A single model has a one- to three-year development cycle.
We taste and obsess over bread worldwide.
Countries and regions worldwide have original breads deemed delicious for entirely unique ingredients, styles, textures, and flavours. Development of the initial Breadmaker used roughly 1.5 tons of flour to bake over 5,000 loaves of bread. This immense undertaking of trial and error up to release tells a tale of never-ending innovation and evolution.
The Final Decisive Factor is the Human Sense of Taste
This search of delicious requires single-minded dedication to baking, eating, and analysing bread. Our team bakes more than 20 loaves a day. Analysing non-numerical elements through the human sense of taste is most vital. Our challenge is to develop a machine that tailors taste to the palettes of people from different countries and regions, but it is also motivating. All of our team members are bread sommeliers who continually strive to sharpen their five senses as a way to more fully recognizes the slightest differences between breads.
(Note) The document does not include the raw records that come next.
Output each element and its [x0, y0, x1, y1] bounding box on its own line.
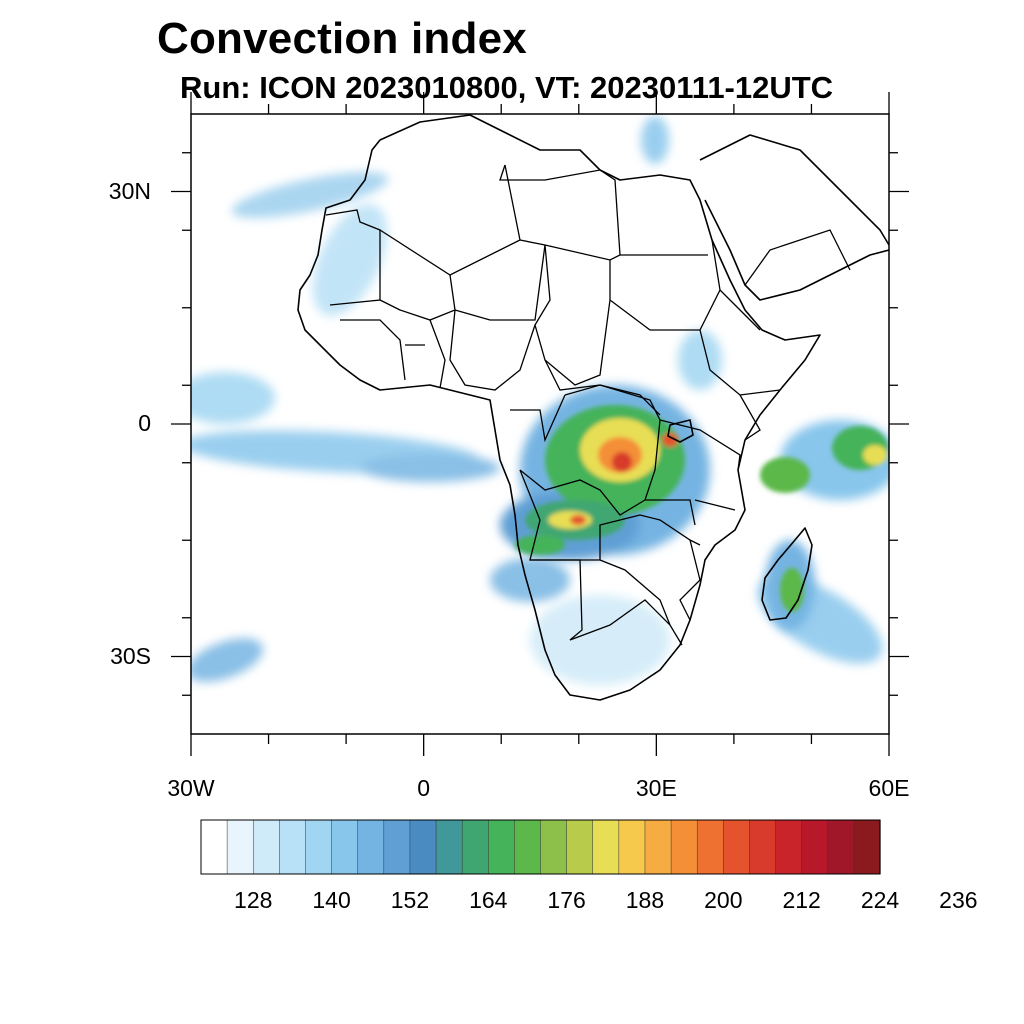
- colorbar-label: 152: [390, 887, 430, 913]
- border-mali-niger: [379, 244, 546, 321]
- field-band-gulf-guinea: [360, 454, 500, 482]
- field-core-indian-green: [760, 457, 810, 493]
- border-westafrica-states: [340, 319, 446, 389]
- field-core-lake-red: [662, 433, 678, 447]
- colorbar-swatch: [488, 819, 516, 875]
- colorbar-swatch: [827, 819, 855, 875]
- border-kenya-somalia: [739, 394, 761, 441]
- field-core-angola-red: [570, 515, 586, 525]
- lon-label: 30W: [167, 775, 215, 801]
- colorbar-frame: [200, 819, 881, 875]
- colorbar-swatch: [670, 819, 698, 875]
- axis-ticks: [171, 92, 909, 756]
- colorbar-swatch: [331, 819, 359, 875]
- colorbar-swatch: [200, 819, 228, 875]
- lon-label: 60E: [868, 775, 910, 801]
- colorbar-label: 176: [547, 887, 586, 913]
- lake-victoria: [667, 419, 694, 443]
- colorbar-label: 212: [782, 887, 821, 913]
- colorbar-swatch: [696, 819, 724, 875]
- colorbar-swatch: [383, 819, 411, 875]
- colorbar-swatch: [252, 819, 280, 875]
- country-borders: [325, 164, 851, 646]
- colorbar-swatch: [644, 819, 672, 875]
- border-ethiopia: [699, 289, 781, 396]
- colorbar-swatch: [226, 819, 254, 875]
- border-nigeria: [449, 309, 536, 391]
- border-south-africa: [569, 599, 683, 646]
- lat-label: 30S: [110, 642, 151, 669]
- chart-title: Convection index: [157, 14, 527, 63]
- colorbar-label: 164: [469, 887, 508, 913]
- field-band-south-atlantic: [490, 558, 570, 602]
- colorbar-swatch: [461, 819, 489, 875]
- colorbar-label: 200: [704, 887, 743, 913]
- border-sahara-west: [325, 209, 381, 306]
- field-band-westafrica-coast: [312, 204, 388, 316]
- colorbar-swatch: [723, 819, 751, 875]
- convection-field: [191, 114, 889, 701]
- field-band-east-africa: [678, 330, 722, 390]
- field-band-mediterranean: [641, 116, 669, 164]
- colorbar-swatch: [514, 819, 542, 875]
- colorbar-swatch: [801, 819, 829, 875]
- border-libya: [499, 164, 621, 261]
- border-sudan: [609, 239, 721, 331]
- field-band-southwest: [191, 638, 264, 682]
- colorbar-label: 236: [939, 887, 978, 913]
- colorbar-swatch: [540, 819, 568, 875]
- colorbar-swatch: [618, 819, 646, 875]
- lat-label: 30N: [108, 177, 151, 204]
- chart-subtitle: Run: ICON 2023010800, VT: 20230111-12UTC: [180, 70, 834, 105]
- colorbar-label: 140: [312, 887, 351, 913]
- colorbar: [200, 819, 881, 875]
- colorbar-label: 128: [234, 887, 273, 913]
- lon-label: 0: [417, 775, 431, 801]
- colorbar-swatch: [305, 819, 333, 875]
- colorbar-swatch: [279, 819, 307, 875]
- colorbar-swatch: [435, 819, 463, 875]
- border-zambia: [639, 499, 701, 546]
- field-core-madagascar-green: [780, 568, 804, 612]
- lon-label: 30E: [635, 775, 677, 801]
- colorbar-swatch: [775, 819, 803, 875]
- colorbar-swatch: [409, 819, 437, 875]
- colorbar-swatch: [566, 819, 594, 875]
- colorbar-swatch: [357, 819, 385, 875]
- border-chad: [534, 244, 611, 386]
- border-mozambique: [679, 539, 701, 621]
- border-arabia-internal: [744, 229, 851, 286]
- colorbar-label: 224: [860, 887, 900, 913]
- field-band-southern-africa: [530, 595, 670, 685]
- colorbar-swatch: [592, 819, 620, 875]
- border-tanzania: [659, 419, 741, 511]
- lat-label: 0: [138, 410, 151, 436]
- field-core-indian-yellow: [863, 445, 887, 465]
- field-core-southwest-green: [515, 535, 565, 555]
- colorbar-swatch: [853, 819, 881, 875]
- field-band-atlantic-north: [231, 172, 389, 218]
- border-algeria: [379, 164, 521, 276]
- colorbar-label: 188: [625, 887, 665, 913]
- field-band-atlantic-west: [191, 372, 275, 424]
- colorbar-swatch: [749, 819, 777, 875]
- border-namibia-botswana: [530, 559, 671, 641]
- madagascar-coastline: [761, 527, 813, 621]
- arabia-coastline: [699, 134, 889, 301]
- field-core-congo-red: [612, 452, 632, 472]
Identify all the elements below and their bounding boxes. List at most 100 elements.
Ingredients are Imported from Various Countries Around the World to be Tested
Our research facilities import a wide variety of raw ingredients from around the world to test and verify.
The prototypes built during product development bake various breads from raw ingredients distinct to each target country and region. We also ensure even the baking environment reproduces the conditions for each type of climate. The findings from extensive trial and error lead to programmes optimized specifically for various recipes, ingredients and baking conditions.
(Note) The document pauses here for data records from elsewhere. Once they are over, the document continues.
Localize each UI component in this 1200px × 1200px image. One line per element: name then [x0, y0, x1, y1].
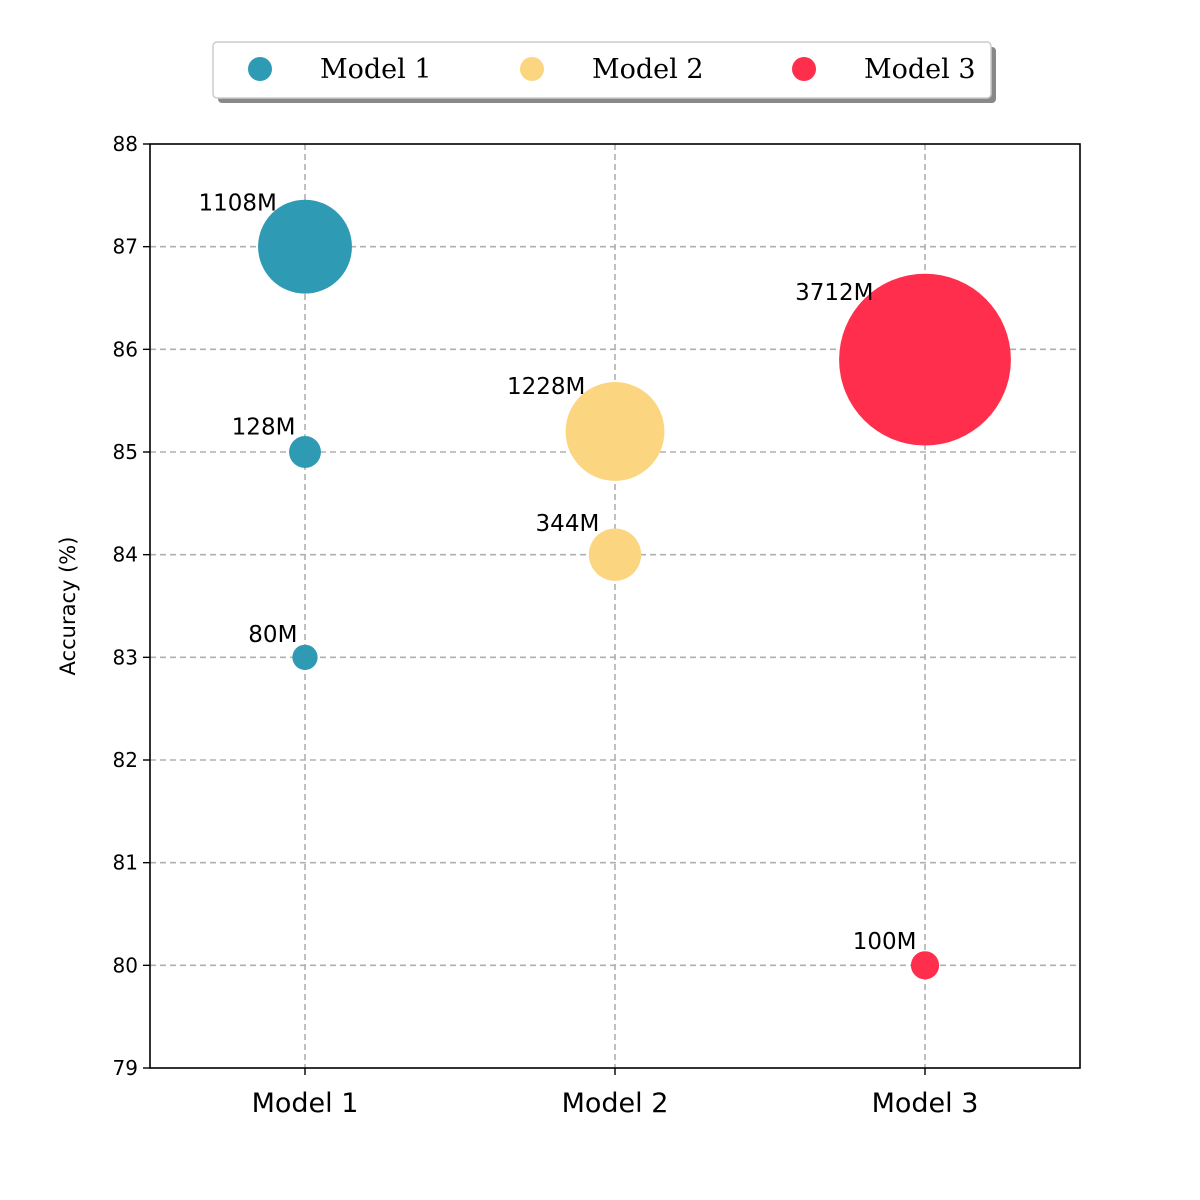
- legend-marker: [792, 57, 816, 81]
- y-axis-ticks: 79 80 81 82 83 84 85 86 87 88: [113, 132, 150, 1080]
- bubble-label: 80M: [248, 622, 297, 648]
- bubble: [292, 644, 318, 670]
- y-axis-label: Accuracy (%): [56, 537, 80, 676]
- y-tick-label: 83: [113, 645, 138, 669]
- x-tick-label: Model 2: [562, 1088, 669, 1119]
- bubble-label: 128M: [232, 414, 296, 440]
- y-tick-label: 85: [113, 440, 138, 464]
- y-tick-label: 81: [113, 851, 138, 875]
- x-tick-label: Model 1: [252, 1088, 359, 1119]
- bubble: [258, 199, 352, 294]
- data-labels: 1108M 128M 80M 1228M 344M 3712M 100M: [198, 191, 916, 955]
- y-tick-label: 86: [113, 337, 138, 361]
- y-tick-label: 87: [113, 235, 138, 259]
- bubble: [910, 951, 940, 980]
- y-tick-label: 88: [113, 132, 138, 156]
- y-tick-label: 80: [113, 953, 138, 977]
- legend-entry: Model 3: [864, 54, 976, 85]
- y-tick-label: 82: [113, 748, 138, 772]
- bubble: [565, 382, 665, 481]
- bubble-label: 344M: [536, 511, 600, 537]
- legend-box: [212, 41, 992, 99]
- x-axis-ticks: Model 1 Model 2 Model 3: [252, 1068, 979, 1119]
- bubble-label: 1228M: [507, 374, 585, 400]
- bubble-label: 3712M: [795, 280, 873, 306]
- legend-entry: Model 1: [320, 54, 432, 85]
- y-tick-label: 79: [113, 1056, 138, 1080]
- x-tick-label: Model 3: [872, 1088, 979, 1119]
- legend-entry: Model 2: [592, 54, 704, 85]
- legend: Model 1 Model 2 Model 3: [212, 41, 996, 103]
- y-tick-label: 84: [113, 543, 138, 567]
- bubble: [839, 273, 1011, 446]
- bubble: [588, 528, 642, 581]
- legend-marker: [248, 57, 272, 81]
- bubbles: [258, 199, 1011, 980]
- bubble-label: 1108M: [198, 191, 276, 217]
- bubble-label: 100M: [853, 929, 917, 955]
- legend-marker: [520, 57, 544, 81]
- bubble: [289, 436, 321, 468]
Meticulous Management of Temperature and Humidity
The Breadmaker itself must thoroughly control the temperature and humidity to replicate these distinct regional climates. The greatest obstacle of ensuring consistent bread baking in any and all conditions is how to incorporate difficult temperature control settings into each programme.
Steadfast Development for Consistently Great Taste
The first step toward Panasonic’s goal to release its Breadmaker overseas was for the development in Japan to learn and respect the food cultures of countries worldwide. Our team knew an international market where bread is a staple food would never accept mediocre bread. Each team member visited renowned local culinary schools to taste and discuss the art of breadmaking to incorporate the real local styles into the product development. We will continue to chase even better results through considerations and updates that always respect the old traditional flavours of each country while embracing the trends and flavours chosen by coming generations.